Trois avis le sont pour les professeurs certifiés du second degré et les conseillers principaux d’éducation : ceux du chef d’établissement, de l’inspecteur et du directeur de l’institut national supérieur du professorat et de l’éducation (cf. Arrêté du 22 août 2014 fixant les modalités de stage, d'évaluation et de titularisation de certains personnels enseignants et d'éducation de l'enseignement du second degré stagiaires).

             Si les avis émis par les différents évaluateurs sont favorables, le jury académique émet un avis favorable à la titularisation. Le jury académique n’est ni un jury de concours ni un jury d’examen, seuls ces deux derniers étant par définition souverains, mais un jury de titularisation. Le recteur prononce ensuite la titularisation des fonctionnaires stagiaires estimés aptes par le jury académique.

         Seuls les fonctionnaires stagiaires des corps précités qui ont au moins un avis défavorable sur les deux ou trois avis réglementairement obligatoires, sont convoqués à un entretien. Après avoir pris connaissances des avis et à la suite de l’entretien avec le stagiaire, le jury académique émet un avis sur son aptitude à être titularisé, cf. la fiche n°4 « consultation des instances paritaires » figurant dans la note de service 2015-055 du 17 mars 2015 relative aux modalités d'évaluation du stage et de titularisation des personnels enseignants et d'éducation de l'enseignement public. Au vu de l’avis émis par le jury académique, le recteur décide soit la titularisation, soit le renouvellement de stage, ou le licenciement. Il convient de préciser que dans sa décision, le recteur est tenu de suivre l’avis du jury académique.

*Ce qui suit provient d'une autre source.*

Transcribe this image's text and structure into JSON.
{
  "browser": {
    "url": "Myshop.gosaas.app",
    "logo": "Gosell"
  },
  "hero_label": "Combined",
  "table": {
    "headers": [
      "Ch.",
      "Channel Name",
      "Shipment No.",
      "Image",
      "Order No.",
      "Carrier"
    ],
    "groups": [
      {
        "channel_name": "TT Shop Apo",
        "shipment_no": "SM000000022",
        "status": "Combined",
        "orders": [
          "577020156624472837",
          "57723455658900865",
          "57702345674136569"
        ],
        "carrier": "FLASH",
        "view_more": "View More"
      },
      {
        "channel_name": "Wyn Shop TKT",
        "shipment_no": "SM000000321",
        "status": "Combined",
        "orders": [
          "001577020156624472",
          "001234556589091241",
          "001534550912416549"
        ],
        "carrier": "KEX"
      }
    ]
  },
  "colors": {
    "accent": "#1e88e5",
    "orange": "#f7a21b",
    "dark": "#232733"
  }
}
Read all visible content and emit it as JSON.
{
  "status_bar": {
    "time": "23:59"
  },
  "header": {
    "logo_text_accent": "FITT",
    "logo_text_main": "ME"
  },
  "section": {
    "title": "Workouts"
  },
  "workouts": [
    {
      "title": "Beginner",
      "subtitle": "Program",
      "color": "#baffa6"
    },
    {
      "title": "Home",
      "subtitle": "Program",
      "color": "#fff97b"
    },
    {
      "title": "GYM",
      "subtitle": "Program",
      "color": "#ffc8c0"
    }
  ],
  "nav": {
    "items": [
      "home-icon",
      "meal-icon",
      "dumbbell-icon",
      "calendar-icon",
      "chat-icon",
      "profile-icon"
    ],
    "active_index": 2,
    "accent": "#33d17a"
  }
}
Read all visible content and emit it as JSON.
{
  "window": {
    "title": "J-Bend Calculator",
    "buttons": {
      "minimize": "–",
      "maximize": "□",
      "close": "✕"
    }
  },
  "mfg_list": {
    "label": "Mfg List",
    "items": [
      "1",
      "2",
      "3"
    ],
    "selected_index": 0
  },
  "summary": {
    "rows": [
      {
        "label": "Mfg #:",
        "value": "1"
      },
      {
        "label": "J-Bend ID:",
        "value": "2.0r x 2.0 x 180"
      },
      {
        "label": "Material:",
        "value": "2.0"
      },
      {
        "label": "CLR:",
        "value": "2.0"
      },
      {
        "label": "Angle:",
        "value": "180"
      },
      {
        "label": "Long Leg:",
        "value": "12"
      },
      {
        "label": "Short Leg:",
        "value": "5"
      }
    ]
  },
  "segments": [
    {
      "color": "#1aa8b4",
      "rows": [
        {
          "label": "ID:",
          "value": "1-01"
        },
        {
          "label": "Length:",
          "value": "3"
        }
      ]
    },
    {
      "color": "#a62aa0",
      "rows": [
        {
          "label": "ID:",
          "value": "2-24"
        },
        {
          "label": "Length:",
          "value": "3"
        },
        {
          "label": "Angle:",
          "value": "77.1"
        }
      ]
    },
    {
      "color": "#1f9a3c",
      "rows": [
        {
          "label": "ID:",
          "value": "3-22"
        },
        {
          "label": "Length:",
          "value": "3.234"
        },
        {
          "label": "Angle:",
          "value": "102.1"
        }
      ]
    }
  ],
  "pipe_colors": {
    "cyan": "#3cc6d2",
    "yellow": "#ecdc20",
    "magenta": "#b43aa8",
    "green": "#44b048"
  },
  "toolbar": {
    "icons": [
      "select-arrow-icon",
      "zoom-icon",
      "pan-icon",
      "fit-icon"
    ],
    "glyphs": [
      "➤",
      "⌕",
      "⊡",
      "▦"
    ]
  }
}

            Comment peut-on accepter que la titularisation de ces fonctionnaires stagiaires échappe au débat et au contrôle démocratique en commission administrative paritaire alors que la plupart des corps, cadres d’emplois de la Fonction publique bénéficient de ce contrôle ? cf. la note de service 2015-055 du 17 mars 2015 relative aux modalités d'évaluation du stage et de titularisation des personnels enseignants et d'éducation de l'enseignement public, fiche n°4 précitée.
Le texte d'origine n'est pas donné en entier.